Son of Thailand’s Leading Legal Scholar on Corruption Arrested for Running Online Gambling Network

thailand, gambling network

The son of a former senator and leading economist and expert on corruption and gambling in Thailand has been arrested for on charges of running an online gambling network and its payment system.

Police from Thailand’s Technology Crime Suppression Division (TCSD) have confiscated assets worth more than (US$ 11.1 million) 400 million baht.

Narote Piriyarangsan, 33, was arrested following crackdowns in three sites around the city, according to Pol Maj Gen Athip Pongsiwapai, commander of the police Technology Crime Suppression Division (TCSD).

Mr Narote’s father, Sangsit Piriyarangsan, is an economist who has written articles and books about corruption and gambling. He was one of the appointed senators that were investigating the government’s intention to legalize casino gaming before their terms expired.

Police also detained 39-year-old Narayut Narakaew, the owner of the gambling website 69pgslot.com. The Criminal Court issued arrest warrants for the couple for operating an internet gambling service and money laundering.

According to the Bangkok Post, police seized two desktop computers, one laptop computer, 14 mobile phones, 21 bank passbooks, 53 ATM cards, and four high-end cars — a Ferrari 926 GTS, an Aston Martin, a Lexus, and a Subaru — totaling more than 400 million baht.

Police launched the inquiry after discovering the online gambling site, which accepted funds via an automatic deposit-withdrawal system through bank accounts and deposits in the AskMePay system. Players scanned the VPay QR code as well as the QR codes for Heng Online 888 or Heng Pay Company.
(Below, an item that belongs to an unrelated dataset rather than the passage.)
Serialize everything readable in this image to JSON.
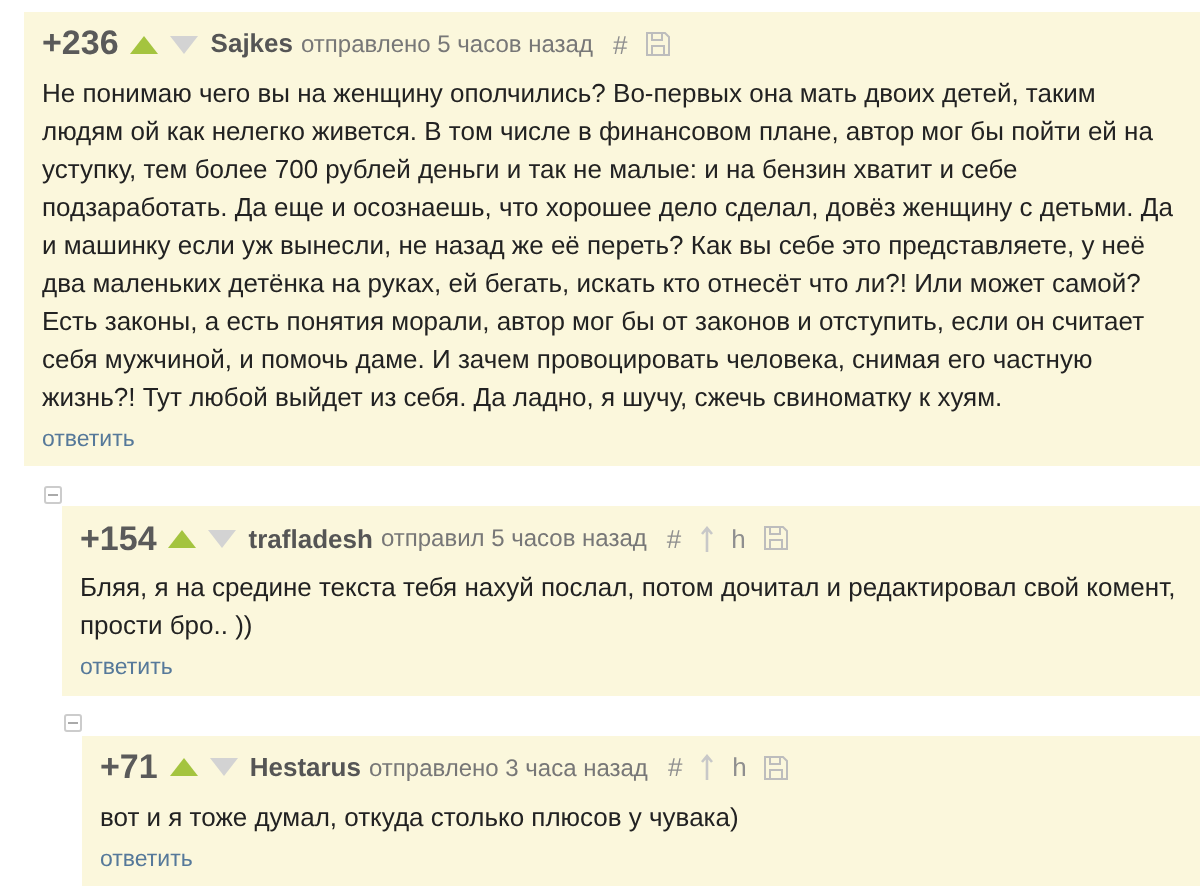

Police also discovered that payments received via QR code scans were transferred to the account of Heng Pay Co and then to the gambling website’s mule accounts using AskMePay, which did not use banks’ face recognition scanning. An inquiry indicated a monthly turnover of approximately 5 billion baht.

According to investigators, the website has been up and running for around four years, with the payment mechanism in use for roughly eight months.

According to Pol Maj Gen Athip, Mr Narote owns the gaming website’s payment systems and is the director of Heng Pay Co. After gathering evidence, authorities requested arrest warrants for 14 people.

Thailand does not allow almost any kind of gaming. Even though the law doesn’t say anything specific about online gaming, it is still considered gambling. The country has pretty strict rules about gambling. Thai punters can bet on the national lottery and horse races, but they can’t bet on any other types of games.

But it’s not a secret that there is a huge illegal gaming business in Thailand, even though it’s illegal.

The illegal casinos, online betting shops, underground lotteries, and pop-up bookies that take bets on everything from cockfights to Muay Thai make a shadow economy that is worth billions of dollars every year.